You see, we've decided to move to San Francisco. The city lies just north of the center of everything internet and just south of the center of everything tantra. It's our natural destination.
San Diego was just a staging ground, a place to accumulate some essential skills and a wad of cash (and other forms of equity) before storming the famed city by the bay. And we haven't done too badly. After a year and a half, I have stock options conservatively worth many tens of thousands of dollars, and when I went to the bank today I was delighted to discover that I had another dozen thousand available in the form of easily-accessible cash. Back in September of 1998, when we left Michigan, we were in no position to move to San Francisco. But now we can, and we can do it with the brute force of bank notes if need be.
Of course, I still need a job, and Kim and I need to actually find a place to live. And we have to break our lease and pack our shit and drive up the coast in a big clunky UHaul decorated with an ugly graphic representing one of the fifty states. That's a lot to do in a month.

We were so confident with our position that in the evening we went out and did what Kim likes doing most, eating sushi (including sea urchin eggs). But we didn't go up to any fancy place up in La Jolla; we went to the sushi place on Newport Avenue in our own downtown Ocean Beach. Kim had maintained a fairly snobby attitude towards the place (even cheering Sophie for taking a crap in front on one occasion), but for some reason that attitude was absent today.
We at sushi and sake at the sushi bar beside an aging Schteve who was probably in his forties.
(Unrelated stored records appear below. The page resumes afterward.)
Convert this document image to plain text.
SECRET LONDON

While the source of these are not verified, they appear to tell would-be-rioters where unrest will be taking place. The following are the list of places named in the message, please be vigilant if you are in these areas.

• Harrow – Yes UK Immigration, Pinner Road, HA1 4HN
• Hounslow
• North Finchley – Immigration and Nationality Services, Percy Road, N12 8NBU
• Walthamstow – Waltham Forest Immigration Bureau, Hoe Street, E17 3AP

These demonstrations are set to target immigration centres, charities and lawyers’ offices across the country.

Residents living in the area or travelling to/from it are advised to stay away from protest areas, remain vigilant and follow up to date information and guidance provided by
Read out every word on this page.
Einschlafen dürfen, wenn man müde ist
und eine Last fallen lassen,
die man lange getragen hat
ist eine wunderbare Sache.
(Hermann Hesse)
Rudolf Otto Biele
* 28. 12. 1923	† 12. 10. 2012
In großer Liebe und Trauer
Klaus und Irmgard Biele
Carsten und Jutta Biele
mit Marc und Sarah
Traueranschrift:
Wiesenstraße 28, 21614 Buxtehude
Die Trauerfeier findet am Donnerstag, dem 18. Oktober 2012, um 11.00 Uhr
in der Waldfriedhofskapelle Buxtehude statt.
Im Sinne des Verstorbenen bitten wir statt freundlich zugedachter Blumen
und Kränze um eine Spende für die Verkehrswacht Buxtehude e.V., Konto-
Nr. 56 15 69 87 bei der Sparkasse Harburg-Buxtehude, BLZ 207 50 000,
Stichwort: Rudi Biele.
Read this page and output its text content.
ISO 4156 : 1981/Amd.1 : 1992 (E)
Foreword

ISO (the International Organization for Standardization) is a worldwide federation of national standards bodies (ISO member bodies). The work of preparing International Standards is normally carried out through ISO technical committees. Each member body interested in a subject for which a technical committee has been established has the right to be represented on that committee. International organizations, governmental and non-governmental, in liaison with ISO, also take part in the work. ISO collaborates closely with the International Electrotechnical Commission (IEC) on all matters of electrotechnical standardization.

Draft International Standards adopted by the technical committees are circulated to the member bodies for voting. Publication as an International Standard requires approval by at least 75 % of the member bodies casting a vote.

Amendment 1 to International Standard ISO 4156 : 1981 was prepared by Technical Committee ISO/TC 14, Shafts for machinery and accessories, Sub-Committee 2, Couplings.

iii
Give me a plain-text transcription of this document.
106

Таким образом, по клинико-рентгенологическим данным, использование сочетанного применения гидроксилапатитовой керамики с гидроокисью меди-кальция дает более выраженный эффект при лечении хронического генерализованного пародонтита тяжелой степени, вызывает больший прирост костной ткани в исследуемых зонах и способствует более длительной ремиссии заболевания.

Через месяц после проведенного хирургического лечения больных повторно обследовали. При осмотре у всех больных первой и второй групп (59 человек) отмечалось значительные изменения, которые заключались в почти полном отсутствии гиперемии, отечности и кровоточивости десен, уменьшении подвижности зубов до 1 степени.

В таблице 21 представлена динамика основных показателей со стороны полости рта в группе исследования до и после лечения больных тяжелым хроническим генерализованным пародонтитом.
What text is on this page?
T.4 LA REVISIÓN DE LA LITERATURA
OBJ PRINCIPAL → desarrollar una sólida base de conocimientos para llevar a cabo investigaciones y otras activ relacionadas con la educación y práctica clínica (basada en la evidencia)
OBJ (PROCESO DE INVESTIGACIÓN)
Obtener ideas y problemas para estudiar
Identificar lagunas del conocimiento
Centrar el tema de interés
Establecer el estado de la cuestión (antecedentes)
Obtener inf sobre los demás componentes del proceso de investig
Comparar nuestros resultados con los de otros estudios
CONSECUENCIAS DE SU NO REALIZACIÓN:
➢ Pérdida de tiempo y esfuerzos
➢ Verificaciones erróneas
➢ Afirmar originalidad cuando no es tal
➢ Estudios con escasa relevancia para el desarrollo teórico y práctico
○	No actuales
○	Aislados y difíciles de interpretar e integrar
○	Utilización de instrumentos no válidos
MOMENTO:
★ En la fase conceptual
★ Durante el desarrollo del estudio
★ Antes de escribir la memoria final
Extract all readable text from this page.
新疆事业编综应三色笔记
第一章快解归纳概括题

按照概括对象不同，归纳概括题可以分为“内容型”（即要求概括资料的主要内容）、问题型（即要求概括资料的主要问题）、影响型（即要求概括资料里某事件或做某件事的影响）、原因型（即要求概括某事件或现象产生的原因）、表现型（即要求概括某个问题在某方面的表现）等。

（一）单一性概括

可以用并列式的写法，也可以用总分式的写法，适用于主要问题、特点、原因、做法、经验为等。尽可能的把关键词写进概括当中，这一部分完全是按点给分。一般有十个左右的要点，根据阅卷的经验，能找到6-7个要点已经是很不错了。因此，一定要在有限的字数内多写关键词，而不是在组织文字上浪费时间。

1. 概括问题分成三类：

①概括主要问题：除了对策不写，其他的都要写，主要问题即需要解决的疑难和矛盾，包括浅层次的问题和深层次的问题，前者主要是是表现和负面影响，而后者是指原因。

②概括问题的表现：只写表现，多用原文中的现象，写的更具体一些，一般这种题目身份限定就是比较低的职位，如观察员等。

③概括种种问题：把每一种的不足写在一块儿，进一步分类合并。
Anyone that age in a sushi bar is either going through a midlife crisis or otherwise has an unusual interest in youth fashion and style. I read some years back that if you were 33 years old and had never eaten sushi, chances were good that you never would. The aging Schteve to our left was, you might say, your typical loud American, maintaining a non-stop banter with the sushi chefs about all sorts of uninteresting things. "California Rolls are easy to eat," he declared nonsensically. Then he asked one of the chefs, "Do you speak Japanese very often?" though it was clear Japanese was his first language. "Do either of you know Chinese?" he continued. What are you supposed to do with a guy like that but nod your head, avoid eye contact, and pretend you're very busy?

I've been listening to the new CD by Filter with the idiotic title Name of Record (an earlier album had the much better title Short Bus). Kim got it yesterday in exchange for that dreadful Enigma CD she'd accidentally bought. Name of Record is like slightly goth-flavored techno-grunge, and some of it is good. There's a consistent airplane theme going through most of the lyrics that would seem to recommend it as travel music, particularly for a UHaul-ride up the California coast. My favorite song on the album right now is a hot little dance song called "The Best Things." But there's also a tune that lies somewhere between the styles of Bob Mould and GBV called "I'm Not the Only One," though it's rather weak.